We're excited to arrive in Nashville. I can see Loretta Lynn as she comes onto the Grand Ol' Opry stage for the first time. And Johnny Cash. The Carter Family. Minnie Pearl! Howww - dy! Buck Owens and his stars-n-stripes guitar. These were the icons of my growing up years; and my mother to this day, at 84, is glued in front of Country Music TV (OK, which to me sounds like pop radio, but who's to say??).

Not to mention, we are on the Conni's Avant Garde Restaurant trail. Our pals (see post below) came out here last spring to perform at the Frist Center for the Arts, in coordination with a Picasso-Matisse exhibit.

Like any visitor by car, we first get caught in the concentric swirling circles of highways, looped around the city like multiple strands of wooden beads (can't really say pearls, much as one might like to!). Working our way in, and in, and in: is there a there there?! Signs for Opryland and the Grand Ol' Opry and Opry Mills Drive; the city towers are still far off, but we careen off the exit as directed.

What we've got here is a mall; actually, more than a mall, a Disneyland. It turns out that the staggering number of visitors to the opry has caused them to rebuild it as a theme park, well outside the city itself. ! who knew?! I feel as if I have not been paying attention. Surely my aunt and uncle have visited, have told me this.

We drive by the ginormous Outdoor World building (irony not lost); the multiplex; the Grinch Ice Show; the box that is now the Grand Ol' Opry itself. We drive through the parking lot and out without stopping.

We need a downtown. Please. Somewhere. Anywhere. But first, for JJ, a Steak 'n Shake.

It turns out we have to go 30 miles south of the city for lunch at the latter, but we do. There is nothing so good as memory food. Hopefully we will naturally run into others along the route: thick shakes, shoe string fries, black and white tiles with gleaming stainless steel fixtures, thin thin thin steakburgers, no ketchup in sight this is the south they don't use it, JJ tells me. The waitress's voice is so preternaturally high we can barely have her talk to us, but we persevere and eat our steakburgers, me while reading Rick Moody on the Bible.

Now into Nashville.
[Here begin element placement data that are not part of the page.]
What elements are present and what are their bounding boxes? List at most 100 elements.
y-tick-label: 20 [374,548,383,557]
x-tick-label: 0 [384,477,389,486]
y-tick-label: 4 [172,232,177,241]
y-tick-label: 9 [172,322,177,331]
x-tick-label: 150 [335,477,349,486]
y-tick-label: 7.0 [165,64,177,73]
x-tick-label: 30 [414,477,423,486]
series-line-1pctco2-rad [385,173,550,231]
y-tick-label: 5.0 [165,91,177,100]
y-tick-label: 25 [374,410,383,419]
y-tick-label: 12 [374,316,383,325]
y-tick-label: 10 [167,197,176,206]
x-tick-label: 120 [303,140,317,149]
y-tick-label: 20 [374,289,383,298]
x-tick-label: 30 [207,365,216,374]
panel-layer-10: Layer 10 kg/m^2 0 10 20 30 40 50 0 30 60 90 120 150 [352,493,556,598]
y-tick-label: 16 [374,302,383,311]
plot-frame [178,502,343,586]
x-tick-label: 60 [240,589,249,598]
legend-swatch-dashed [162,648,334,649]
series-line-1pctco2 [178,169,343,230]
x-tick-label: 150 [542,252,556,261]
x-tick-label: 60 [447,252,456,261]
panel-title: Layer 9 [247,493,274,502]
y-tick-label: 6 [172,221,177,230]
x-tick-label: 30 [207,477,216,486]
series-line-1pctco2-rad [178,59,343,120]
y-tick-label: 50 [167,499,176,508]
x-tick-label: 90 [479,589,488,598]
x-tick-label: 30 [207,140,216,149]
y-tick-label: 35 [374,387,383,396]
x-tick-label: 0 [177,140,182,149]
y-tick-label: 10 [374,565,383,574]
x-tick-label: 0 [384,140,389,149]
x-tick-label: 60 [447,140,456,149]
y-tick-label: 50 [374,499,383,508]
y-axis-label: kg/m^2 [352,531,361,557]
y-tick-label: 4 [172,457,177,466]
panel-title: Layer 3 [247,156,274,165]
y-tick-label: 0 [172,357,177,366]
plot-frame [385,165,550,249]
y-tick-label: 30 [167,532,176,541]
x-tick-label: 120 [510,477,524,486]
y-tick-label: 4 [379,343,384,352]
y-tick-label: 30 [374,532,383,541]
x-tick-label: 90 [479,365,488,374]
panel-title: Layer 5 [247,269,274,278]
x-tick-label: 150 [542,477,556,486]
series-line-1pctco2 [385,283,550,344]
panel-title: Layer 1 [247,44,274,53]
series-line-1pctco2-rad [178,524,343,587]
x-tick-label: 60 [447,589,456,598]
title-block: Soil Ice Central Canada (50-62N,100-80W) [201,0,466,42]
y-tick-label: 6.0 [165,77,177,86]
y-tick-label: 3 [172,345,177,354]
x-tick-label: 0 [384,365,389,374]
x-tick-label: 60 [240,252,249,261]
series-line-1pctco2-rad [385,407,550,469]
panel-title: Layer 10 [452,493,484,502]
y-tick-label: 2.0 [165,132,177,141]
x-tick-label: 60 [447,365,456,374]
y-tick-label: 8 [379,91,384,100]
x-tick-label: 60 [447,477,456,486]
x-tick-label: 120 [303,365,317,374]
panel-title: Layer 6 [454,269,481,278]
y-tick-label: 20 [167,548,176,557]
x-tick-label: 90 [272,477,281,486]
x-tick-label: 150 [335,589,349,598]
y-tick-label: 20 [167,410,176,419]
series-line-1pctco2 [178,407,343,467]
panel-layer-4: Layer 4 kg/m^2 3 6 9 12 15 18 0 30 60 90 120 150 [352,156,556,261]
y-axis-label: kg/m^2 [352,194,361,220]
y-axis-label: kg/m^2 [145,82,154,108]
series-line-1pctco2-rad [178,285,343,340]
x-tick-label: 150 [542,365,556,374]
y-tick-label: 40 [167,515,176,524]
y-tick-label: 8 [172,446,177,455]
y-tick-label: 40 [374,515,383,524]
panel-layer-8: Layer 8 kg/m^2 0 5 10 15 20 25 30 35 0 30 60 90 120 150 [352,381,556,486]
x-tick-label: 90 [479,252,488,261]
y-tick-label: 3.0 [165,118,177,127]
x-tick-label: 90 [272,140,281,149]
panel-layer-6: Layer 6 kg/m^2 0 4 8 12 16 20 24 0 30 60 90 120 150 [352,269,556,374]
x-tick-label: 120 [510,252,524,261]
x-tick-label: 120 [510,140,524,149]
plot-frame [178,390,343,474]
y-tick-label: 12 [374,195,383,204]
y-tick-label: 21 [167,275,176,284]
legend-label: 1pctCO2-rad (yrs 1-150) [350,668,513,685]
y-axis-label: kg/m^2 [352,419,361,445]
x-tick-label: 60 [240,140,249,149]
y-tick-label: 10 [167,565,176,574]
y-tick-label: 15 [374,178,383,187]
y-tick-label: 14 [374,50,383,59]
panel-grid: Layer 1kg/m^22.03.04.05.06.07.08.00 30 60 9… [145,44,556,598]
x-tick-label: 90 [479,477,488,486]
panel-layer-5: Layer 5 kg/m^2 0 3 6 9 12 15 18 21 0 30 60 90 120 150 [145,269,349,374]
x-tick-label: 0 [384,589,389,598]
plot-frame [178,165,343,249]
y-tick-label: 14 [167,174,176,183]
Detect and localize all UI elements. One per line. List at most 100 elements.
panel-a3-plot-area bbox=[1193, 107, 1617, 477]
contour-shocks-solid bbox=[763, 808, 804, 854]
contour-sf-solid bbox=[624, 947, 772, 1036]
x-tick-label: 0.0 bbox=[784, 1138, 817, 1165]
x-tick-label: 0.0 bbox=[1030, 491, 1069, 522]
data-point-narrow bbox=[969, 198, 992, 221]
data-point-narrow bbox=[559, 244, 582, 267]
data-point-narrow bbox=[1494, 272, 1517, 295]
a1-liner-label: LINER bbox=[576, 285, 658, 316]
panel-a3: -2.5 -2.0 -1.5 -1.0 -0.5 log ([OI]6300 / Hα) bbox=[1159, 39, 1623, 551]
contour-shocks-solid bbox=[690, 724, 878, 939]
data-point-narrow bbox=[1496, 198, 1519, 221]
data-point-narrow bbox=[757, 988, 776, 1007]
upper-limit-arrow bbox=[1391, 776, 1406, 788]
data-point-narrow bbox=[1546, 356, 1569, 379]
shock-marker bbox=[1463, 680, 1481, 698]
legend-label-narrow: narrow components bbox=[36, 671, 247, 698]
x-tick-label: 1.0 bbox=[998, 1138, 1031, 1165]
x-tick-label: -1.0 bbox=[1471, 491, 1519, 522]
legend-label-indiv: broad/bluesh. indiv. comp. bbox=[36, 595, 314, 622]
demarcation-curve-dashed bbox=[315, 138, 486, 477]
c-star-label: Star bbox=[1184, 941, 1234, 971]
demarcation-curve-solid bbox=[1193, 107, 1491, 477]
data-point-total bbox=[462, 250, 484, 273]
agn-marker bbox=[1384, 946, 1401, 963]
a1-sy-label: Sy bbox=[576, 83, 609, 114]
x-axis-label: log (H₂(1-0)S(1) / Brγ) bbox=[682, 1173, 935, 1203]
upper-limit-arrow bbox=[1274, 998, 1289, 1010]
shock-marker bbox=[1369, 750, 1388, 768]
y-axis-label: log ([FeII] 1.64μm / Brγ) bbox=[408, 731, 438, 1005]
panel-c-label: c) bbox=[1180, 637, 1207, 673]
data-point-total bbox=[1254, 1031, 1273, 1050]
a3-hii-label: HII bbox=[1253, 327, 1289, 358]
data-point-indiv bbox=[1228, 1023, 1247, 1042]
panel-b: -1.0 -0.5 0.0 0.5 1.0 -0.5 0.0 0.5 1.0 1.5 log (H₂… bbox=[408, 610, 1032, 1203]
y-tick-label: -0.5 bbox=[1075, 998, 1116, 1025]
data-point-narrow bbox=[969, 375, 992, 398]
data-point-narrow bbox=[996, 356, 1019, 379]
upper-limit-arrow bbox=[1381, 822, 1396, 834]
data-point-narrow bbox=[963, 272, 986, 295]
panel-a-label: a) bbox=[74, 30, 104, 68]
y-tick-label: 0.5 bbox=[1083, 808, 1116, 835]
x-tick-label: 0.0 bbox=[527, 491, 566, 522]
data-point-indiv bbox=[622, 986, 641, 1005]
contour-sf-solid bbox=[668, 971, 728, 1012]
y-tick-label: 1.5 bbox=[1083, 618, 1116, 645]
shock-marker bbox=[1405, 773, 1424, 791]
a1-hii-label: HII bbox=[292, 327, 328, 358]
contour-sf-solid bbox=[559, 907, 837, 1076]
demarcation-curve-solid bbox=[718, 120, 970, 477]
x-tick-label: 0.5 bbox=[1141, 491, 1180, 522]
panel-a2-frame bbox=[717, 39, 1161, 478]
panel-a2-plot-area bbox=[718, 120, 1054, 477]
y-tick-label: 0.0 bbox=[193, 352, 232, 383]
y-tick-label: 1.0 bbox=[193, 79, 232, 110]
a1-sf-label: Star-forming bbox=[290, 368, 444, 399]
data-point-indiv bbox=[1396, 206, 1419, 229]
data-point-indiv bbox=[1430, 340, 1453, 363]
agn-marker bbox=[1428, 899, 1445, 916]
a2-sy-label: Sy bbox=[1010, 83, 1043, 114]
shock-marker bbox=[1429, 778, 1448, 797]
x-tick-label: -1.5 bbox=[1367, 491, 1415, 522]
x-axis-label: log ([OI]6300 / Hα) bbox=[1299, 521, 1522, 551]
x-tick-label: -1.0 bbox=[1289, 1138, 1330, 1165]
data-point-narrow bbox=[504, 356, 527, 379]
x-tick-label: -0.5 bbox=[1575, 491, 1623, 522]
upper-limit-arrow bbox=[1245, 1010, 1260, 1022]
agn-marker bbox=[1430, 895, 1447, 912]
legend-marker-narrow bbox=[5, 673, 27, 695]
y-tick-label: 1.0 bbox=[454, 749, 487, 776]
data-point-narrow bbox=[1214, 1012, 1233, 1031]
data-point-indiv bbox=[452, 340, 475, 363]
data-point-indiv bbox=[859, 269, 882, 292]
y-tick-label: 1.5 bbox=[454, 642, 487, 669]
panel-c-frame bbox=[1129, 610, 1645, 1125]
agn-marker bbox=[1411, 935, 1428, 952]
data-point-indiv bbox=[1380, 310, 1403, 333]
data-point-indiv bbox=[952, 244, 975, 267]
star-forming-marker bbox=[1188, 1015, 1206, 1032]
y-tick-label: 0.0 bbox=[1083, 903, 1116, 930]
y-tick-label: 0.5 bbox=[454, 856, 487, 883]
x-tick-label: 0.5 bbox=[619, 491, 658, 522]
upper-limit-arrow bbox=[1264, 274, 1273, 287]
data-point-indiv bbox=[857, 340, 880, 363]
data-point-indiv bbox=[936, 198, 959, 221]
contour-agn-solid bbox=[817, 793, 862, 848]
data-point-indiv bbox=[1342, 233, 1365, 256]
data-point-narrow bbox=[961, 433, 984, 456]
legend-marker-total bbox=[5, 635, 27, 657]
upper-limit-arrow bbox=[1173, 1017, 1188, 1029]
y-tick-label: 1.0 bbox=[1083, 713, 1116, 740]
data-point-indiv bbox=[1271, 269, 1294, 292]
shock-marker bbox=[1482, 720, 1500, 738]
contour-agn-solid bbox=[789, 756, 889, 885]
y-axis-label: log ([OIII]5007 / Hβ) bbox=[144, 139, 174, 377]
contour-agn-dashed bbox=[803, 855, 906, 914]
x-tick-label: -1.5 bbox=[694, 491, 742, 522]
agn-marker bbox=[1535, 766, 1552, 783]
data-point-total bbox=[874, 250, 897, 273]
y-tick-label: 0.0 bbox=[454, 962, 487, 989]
I am convinced there is an "old music" section of the city; I know for sure Loretta Lynn did not make her historic teen age debut at the mall we just visited. And sure enough, we find a beautiful historic train depot (now turned into a hotel); a grand classical post office (now become the Frist Center for the Visual Arts); and then a series of glass towers and boxes with rocket-shaped accoutrements atop them . . . we seem to have entered the Tomorrowland section of Disneyland. We enter one of the rocket ships, a glass paneled, triangular pod attached to a huge box that is the performing art center. Rows upon rows of self-serve electronic ticketing agents--maybe this IS the train station?? No, Stevie Wonder will be here in December . . . we talk to a nice blonde young man (we are definitively in blonde country now, and when I point this out to JJ she says yes, she was amazed when she came east, everyone was small and dark, the sky was small and dark, the people small and dark) who points across the street. Sure enough, at the foot of all the glass towers, we see a bulky brick building with cream trim. This, now renamed as some auditorium, was first built as a gospel house and was then for many years Music City: the place to which the legendary country stars pulled up in their black Cadillacs and two-toned rusted sedans and made their debuts. "They bring the Opry back here in the winter," the young man says, smiling. He then points out the Country Music Hall of Fame: another giant cement and glass box, this one adorned by cement artifice to suggest, maybe?, a piano, down the opposite block.

We go take a picture of the old Music City (above). Then we leave Tomorrowland behind us.